How do we build cities with the capacity to solve their own problems? During the Cold War, science and engineering were relegated to the seclusion of suburban research parks. Today, all across the world, urban technologists are setting up shops downtown.

But how can we kickstart a “Smart City within a city”? And how can it be done quickly? What might pop-up Smart City – a civic laboratory – look like? And how can it be brought into being? There are three key efforts to make it happen:

First, every successful innovation hub needs to be a good place. The history of science parks, government-led efforts to kickstart the development of technology clusters, is littered with failed efforts that forgot to pay attention to good design and the lifestyle amenities that young talent increasingly demands. A Smart City is one that reacts to changing conditions – a new campus or district devoted to Smart City innovation needs a wide variety of flexible spaces for working and living, of different sizes that can be rapidly re-purposed. It needs to have an open infrastructure for computing and communications that new prototype data, code and extensions can be plugged into. It should be heavily programmed with activities that cultivate a maker-culture. Such a community will embrace its role as a civic laboratory for testing the smart solutions it seeks to create.

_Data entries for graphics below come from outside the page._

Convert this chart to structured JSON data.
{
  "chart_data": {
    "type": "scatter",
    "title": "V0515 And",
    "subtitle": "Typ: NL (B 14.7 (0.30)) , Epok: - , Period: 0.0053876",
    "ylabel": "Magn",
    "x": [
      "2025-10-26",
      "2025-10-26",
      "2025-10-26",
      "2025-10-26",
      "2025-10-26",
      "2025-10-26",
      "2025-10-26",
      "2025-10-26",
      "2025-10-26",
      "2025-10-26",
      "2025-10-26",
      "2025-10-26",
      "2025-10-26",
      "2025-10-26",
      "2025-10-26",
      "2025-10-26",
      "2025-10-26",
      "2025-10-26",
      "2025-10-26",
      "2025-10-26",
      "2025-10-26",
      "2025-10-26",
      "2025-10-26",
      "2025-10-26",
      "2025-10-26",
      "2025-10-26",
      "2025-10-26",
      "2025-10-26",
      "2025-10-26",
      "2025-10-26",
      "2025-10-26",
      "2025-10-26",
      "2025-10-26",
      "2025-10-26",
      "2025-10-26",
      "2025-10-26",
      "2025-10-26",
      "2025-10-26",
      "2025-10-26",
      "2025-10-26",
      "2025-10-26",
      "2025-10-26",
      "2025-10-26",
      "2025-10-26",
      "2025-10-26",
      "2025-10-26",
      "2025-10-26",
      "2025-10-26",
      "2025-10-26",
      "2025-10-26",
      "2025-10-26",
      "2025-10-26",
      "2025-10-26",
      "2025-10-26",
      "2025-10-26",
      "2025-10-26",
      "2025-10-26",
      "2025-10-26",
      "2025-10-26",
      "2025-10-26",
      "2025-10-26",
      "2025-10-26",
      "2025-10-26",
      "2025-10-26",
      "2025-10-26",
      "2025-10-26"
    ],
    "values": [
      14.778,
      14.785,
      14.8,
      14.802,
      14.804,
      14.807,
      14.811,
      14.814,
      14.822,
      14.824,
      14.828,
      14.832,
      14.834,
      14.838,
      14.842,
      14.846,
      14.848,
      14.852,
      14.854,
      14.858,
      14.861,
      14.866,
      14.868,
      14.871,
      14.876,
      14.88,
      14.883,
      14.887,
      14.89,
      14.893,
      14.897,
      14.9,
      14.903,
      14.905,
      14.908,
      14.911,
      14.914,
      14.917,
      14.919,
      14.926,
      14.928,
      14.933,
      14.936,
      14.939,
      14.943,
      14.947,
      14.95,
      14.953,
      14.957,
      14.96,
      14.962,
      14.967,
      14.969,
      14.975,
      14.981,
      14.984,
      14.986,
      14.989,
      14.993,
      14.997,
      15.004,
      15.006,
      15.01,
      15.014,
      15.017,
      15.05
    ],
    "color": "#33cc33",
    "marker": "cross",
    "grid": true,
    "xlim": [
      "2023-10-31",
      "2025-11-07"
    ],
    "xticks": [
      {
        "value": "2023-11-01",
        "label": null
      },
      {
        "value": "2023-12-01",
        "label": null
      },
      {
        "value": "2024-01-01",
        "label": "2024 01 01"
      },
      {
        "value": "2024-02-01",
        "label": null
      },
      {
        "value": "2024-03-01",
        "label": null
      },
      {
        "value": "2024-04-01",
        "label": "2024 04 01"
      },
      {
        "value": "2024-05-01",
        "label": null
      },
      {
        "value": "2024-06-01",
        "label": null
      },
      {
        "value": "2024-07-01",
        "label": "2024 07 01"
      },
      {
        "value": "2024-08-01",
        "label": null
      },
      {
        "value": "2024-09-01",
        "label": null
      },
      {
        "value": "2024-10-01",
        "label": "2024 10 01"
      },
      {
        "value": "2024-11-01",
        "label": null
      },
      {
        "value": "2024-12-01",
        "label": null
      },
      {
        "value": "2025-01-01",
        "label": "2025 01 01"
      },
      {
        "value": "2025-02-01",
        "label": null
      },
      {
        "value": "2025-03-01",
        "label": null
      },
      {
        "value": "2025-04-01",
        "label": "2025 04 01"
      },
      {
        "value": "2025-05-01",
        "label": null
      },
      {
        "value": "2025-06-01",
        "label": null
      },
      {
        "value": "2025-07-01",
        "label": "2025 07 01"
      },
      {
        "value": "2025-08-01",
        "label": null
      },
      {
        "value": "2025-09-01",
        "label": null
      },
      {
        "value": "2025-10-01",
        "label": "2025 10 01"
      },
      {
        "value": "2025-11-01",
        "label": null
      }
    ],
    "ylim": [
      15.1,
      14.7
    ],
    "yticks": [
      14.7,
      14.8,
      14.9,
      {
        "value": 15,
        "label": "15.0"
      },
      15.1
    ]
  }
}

Second, it needs a new charter, whose rules are designed to maximize the potential for investment in innovation. In 1977, geographer Peter Hall proposed a radical “last ditch solution” to halt Britain’s rapid economic decline – abandon Keynesianism and recreate the regulatory conditions of the third world inside the cities of the first world. The “urban enterprise zone”, as Hall dubbed the concept, sought to do away with the heavy taxation and onerous labor regulations that many believed were stifling entrepreneurship and business growth in the United Kingdom. Today, an innovation-driven charter for a civic laboratory would need to take completely new approaches to de-regulating intellectual property, urban design and planning, and forms of corporate organization to let people experiment with new technology. It would need to enable ways of building products and services, places, and companies.

Finally, it needs a new kind of university. In New York City, Mayor Michael Bloomberg spurred the development of three new university campuses focused on applied science. These universities are not just guided by the traditional missions of higher education – teaching and research – but also by a mandate for economic impact through technology transfer to the marketplace and the public sector. In an urban world, universities can no longer see themselves as mere ivory towers. They are our most important and well-financed social enterprises.

The secret to success: a pop-up Smart City that combines the creativity and permissiveness of civic hacker culture, a new set of rules to promote creativity, and the scientific infrastructure and talent of an entrepreneurial university.